A well-designed system can help organizations track reports, assign follow-up, document team decisions, identify repeat locations or recurring issues, monitor open cases, and generate trend data for leadership. It can also help ensure that sensitive information is protected and shared only with those who have a legitimate need to know.
Technology should be implemented carefully. Workplace violence prevention systems must account for privacy, access controls, data retention, employment law considerations, and fairness. The goal is not surveillance for its own sake. The goal is better reporting, better documentation, better coordination, and better decision-making.
Treating Workplace Violence as an Enterprise Risk
Once workplace violence is understood as an enterprise risk, the conversation changes.
It becomes a matter for executive leadership, not just security. It belongs in risk management discussions, not just emergency planning. It should be connected to employee relations, compliance, business continuity, crisis communications, legal strategy, insurance, and organizational culture.
Leadership should be asking practical questions:
- Do employees know how to report concerning behavior?
- Do supervisors know what to do when concerns are raised?
- Do HR, legal, security, and risk management have a shared process for reviewing cases?
- Are decisions documented consistently?
- Are higher-risk cases escalated appropriately?
- Are lessons learned from incidents and near misses?
- Does leadership receive meaningful data about trends, gaps, and program effectiveness?
- Are workplace violence risks considered during terminations, layoffs, facility changes, public-facing operations, domestic violence situations, and high-conflict employee relations matters?
These questions help move the organization beyond a compliance mindset.
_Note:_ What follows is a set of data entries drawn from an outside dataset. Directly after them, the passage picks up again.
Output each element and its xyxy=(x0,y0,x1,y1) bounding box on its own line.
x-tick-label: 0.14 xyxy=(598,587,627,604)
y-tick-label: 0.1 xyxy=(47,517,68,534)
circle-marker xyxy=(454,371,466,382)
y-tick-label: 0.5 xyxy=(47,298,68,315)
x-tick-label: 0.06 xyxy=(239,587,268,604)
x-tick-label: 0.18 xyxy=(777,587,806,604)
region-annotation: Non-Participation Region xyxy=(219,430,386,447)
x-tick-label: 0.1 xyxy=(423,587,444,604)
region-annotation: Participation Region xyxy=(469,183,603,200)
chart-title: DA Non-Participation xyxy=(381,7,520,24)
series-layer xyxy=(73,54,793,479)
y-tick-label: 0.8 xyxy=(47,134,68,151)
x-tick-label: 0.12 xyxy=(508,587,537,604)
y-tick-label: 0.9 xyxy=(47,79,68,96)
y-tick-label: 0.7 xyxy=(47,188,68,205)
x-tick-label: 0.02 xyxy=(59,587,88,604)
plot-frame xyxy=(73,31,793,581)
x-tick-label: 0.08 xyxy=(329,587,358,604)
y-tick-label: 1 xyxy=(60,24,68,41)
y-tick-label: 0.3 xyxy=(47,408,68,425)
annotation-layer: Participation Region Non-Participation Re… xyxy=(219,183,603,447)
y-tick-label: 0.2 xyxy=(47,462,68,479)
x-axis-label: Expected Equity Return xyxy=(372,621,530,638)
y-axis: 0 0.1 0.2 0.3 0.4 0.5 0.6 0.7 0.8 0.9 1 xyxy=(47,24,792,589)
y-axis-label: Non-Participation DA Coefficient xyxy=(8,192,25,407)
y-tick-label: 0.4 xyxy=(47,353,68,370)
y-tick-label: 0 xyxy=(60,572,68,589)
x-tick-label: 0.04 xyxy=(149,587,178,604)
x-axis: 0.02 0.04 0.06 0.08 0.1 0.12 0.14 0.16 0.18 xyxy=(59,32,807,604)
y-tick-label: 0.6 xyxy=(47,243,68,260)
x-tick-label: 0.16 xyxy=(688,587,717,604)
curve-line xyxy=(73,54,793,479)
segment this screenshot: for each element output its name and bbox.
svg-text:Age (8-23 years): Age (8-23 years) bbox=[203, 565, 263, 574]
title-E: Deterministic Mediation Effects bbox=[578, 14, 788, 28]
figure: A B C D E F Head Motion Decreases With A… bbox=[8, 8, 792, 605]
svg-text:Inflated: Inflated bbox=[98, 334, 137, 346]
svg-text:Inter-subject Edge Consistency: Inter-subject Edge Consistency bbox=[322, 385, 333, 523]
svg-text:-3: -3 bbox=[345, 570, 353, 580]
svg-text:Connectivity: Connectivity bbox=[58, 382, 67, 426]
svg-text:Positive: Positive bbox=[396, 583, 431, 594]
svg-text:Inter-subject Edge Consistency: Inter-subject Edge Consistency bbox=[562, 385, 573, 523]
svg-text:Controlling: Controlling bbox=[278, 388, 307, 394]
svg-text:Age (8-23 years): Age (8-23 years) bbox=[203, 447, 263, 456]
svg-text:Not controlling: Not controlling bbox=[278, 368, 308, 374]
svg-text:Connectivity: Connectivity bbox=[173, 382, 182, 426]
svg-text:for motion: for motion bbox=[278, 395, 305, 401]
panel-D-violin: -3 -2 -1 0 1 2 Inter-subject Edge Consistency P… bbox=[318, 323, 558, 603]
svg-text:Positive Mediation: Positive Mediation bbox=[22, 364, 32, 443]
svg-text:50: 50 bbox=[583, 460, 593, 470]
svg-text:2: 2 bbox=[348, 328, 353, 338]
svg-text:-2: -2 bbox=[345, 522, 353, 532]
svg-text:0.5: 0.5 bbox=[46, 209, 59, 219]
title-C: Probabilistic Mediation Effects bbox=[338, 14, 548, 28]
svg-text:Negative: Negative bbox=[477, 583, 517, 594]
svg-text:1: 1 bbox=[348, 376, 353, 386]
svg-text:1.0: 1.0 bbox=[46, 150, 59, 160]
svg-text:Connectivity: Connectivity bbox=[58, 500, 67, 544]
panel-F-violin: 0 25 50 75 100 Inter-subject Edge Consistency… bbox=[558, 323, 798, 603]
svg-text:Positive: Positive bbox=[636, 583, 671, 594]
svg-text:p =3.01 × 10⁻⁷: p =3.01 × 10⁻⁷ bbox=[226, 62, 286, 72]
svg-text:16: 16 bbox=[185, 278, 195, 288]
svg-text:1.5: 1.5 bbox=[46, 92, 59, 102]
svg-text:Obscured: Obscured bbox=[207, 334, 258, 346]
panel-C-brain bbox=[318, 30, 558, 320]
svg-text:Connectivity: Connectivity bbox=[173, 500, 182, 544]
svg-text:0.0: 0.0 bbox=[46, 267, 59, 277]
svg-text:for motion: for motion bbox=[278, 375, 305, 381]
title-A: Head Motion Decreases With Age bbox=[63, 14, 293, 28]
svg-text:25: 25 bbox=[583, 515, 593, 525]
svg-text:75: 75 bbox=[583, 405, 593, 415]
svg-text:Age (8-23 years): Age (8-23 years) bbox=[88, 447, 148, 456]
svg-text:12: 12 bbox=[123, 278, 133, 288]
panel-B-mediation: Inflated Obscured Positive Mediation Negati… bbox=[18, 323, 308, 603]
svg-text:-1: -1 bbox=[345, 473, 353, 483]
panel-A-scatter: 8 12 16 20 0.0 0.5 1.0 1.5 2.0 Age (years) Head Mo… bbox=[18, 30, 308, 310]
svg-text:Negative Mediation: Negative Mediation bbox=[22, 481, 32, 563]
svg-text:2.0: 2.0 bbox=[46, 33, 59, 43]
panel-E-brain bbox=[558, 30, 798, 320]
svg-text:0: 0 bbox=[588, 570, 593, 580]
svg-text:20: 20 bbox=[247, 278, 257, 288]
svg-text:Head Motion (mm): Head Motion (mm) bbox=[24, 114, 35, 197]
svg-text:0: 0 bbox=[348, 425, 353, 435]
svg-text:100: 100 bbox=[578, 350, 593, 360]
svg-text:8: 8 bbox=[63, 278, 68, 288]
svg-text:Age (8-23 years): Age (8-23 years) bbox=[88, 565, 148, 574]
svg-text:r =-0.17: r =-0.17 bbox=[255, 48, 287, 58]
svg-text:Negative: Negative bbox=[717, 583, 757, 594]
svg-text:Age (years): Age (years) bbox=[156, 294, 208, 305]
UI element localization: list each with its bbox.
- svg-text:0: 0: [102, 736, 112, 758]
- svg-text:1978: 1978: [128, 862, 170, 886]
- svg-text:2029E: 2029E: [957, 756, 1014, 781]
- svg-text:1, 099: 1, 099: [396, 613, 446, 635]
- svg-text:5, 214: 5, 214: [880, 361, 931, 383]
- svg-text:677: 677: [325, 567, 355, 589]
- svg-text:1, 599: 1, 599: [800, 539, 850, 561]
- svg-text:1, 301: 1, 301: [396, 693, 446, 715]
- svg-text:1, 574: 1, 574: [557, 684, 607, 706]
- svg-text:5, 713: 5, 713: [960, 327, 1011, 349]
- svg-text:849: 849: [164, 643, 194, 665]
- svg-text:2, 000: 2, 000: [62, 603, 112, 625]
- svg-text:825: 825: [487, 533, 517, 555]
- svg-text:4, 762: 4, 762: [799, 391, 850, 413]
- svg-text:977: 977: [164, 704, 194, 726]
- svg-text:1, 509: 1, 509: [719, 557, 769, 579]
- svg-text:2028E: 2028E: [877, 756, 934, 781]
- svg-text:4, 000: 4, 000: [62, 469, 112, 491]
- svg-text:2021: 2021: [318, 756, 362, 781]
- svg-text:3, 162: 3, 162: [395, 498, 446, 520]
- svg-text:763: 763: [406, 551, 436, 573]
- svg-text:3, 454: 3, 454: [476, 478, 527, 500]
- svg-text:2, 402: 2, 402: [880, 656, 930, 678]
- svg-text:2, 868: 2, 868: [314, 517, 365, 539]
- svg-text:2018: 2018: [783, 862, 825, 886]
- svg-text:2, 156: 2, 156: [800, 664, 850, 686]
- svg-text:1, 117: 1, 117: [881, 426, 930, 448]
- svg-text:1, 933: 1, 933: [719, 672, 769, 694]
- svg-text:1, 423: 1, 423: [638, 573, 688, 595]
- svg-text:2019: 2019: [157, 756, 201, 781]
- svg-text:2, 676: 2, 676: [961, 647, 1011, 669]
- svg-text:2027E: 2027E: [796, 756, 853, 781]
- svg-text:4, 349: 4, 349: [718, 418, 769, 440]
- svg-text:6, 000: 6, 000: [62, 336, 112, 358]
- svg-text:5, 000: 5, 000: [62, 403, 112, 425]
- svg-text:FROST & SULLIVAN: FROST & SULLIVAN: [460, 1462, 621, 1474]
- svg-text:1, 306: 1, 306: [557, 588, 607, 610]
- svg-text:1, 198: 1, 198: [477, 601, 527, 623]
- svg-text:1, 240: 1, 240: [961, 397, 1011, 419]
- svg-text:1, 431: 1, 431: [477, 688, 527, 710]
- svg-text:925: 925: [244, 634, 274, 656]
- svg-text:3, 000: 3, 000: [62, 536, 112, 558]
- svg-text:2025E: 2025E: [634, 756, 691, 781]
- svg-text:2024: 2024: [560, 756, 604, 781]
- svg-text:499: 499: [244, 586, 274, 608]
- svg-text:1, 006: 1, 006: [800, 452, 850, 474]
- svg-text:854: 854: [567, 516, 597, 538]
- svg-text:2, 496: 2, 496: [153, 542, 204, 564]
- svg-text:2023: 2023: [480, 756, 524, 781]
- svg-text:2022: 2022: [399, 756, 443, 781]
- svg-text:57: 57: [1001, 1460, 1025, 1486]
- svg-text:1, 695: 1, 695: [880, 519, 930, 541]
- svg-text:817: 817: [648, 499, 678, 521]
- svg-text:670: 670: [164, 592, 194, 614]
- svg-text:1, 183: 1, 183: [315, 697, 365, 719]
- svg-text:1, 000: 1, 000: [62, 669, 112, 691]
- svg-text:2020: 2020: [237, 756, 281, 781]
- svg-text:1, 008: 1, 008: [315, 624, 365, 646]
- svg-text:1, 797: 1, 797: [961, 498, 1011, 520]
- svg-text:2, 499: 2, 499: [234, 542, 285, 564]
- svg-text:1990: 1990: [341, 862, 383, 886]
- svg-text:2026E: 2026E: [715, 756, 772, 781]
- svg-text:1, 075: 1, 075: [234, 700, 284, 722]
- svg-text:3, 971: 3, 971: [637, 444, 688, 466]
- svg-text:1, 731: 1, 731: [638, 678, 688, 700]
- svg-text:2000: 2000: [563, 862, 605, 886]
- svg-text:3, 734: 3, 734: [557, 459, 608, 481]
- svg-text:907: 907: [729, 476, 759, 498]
They also help leaders understand whether the program is functioning as intended.
Conclusion
Workplace violence prevention is about protecting people. That will always be the first priority.
But it is also about protecting the organization’s ability to operate, lead, serve customers, support employees, and maintain trust. A serious incident can create consequences that reach far beyond the moment of violence. It can expose gaps in governance, communication, documentation, leadership, and culture.
The organizations best prepared for the future will be those that recognize a simple truth: workplace violence is no longer just a security issue. It is a business risk that demands the same level of leadership, governance, and organizational discipline applied to every other critical enterprise risk.